Report: Beijing hospital visits rise due to pollution: media [Channel NewsAsia, 31 Jan 2013]
Analysis: Stricter air quality control [China Daily, 1 Feb 2013]
With the smog continuing to linger, public anger is mounting. When an official from the Ministry of Environmental Protection commented that developed countries took 50 years to solve their pollution problems, social media users responded furiously.
The public outcry against air pollution has been present since previous years, with the Beijing government last year conceding to public demands for greater transparency and publicising hourly readings of levels of PM2.5 -- particulate matter of diameter 2.5 micrometres and below. Earlier this year, the municipal government also proposed rules that would shut down factories and take cars off the road when air pollution reaches hazardous levels.

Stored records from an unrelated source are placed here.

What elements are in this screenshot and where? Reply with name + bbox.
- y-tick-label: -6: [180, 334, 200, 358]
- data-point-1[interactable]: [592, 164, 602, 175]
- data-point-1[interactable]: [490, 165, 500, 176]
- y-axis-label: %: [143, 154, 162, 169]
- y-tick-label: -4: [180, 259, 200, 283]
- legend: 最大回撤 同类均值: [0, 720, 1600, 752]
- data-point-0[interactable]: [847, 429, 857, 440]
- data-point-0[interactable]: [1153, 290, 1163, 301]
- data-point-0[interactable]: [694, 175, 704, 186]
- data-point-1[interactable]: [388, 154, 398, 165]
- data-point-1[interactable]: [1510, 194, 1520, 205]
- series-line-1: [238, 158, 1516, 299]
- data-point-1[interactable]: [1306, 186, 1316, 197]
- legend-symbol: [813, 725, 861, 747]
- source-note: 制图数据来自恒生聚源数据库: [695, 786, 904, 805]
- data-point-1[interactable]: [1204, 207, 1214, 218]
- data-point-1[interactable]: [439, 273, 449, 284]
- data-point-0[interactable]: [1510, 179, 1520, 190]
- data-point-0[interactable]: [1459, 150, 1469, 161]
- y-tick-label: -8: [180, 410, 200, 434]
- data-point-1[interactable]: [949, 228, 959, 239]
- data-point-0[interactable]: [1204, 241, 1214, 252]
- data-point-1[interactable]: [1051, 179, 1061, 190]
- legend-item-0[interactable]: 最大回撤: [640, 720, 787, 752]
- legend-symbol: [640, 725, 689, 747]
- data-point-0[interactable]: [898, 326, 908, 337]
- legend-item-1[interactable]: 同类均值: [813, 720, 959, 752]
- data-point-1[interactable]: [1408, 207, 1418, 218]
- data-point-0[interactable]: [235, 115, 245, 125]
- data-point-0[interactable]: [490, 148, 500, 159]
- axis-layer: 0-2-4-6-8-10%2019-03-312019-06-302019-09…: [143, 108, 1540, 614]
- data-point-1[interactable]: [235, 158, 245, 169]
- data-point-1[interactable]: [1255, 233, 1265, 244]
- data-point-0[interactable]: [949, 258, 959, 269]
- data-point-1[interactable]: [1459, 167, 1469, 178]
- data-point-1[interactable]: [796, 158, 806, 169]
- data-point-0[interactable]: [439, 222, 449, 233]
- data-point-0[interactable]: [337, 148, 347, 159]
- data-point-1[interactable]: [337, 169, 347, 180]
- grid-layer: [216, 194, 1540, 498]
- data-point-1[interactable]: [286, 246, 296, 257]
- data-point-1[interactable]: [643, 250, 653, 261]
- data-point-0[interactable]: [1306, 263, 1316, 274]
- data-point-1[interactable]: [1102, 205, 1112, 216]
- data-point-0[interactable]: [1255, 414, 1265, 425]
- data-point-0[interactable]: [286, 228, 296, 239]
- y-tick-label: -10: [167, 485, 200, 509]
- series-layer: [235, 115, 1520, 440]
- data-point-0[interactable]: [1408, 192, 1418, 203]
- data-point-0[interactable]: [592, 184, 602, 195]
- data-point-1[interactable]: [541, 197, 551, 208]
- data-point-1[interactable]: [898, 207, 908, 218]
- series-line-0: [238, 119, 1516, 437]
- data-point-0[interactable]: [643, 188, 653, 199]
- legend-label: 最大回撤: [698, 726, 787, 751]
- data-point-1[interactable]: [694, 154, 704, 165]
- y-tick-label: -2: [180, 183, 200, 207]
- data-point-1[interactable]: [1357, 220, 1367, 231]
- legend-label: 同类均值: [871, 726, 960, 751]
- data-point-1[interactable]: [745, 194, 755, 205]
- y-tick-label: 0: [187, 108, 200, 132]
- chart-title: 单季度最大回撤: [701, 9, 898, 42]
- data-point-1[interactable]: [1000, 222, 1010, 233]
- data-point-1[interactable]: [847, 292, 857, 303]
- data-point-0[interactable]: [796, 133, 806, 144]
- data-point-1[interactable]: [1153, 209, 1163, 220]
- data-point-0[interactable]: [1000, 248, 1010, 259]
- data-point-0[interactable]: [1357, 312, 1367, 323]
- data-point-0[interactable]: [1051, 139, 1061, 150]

With hospital visits also spiking, increasing attention is being paid to the health impacts of the smog. State broadcaster CCTV cited president of the China Medical Association, Zhong Nanshan, as saying that air pollution, affecting the heart and veins, is more frightening than SARS. Dr. Zhong had previously revealed China's cover-up of the SARS epidemic of 2002.
In another sign of the Chinese media's increasingly vocal calls to action, a China Daily commentary expressed "disappointment" on 1 February that some government cars are defying bans and contruction sites continuing their operations despite being instructed to stop on smoggy days, and called for all who flout such prohibitions -- including officials -- to be "severely punished".
Some individuals have also taken their own measures. An entrepreneur has launched a humorous campaign to raise greater awareness of the problem among policy-makers and companies -- by selling canned fresh air.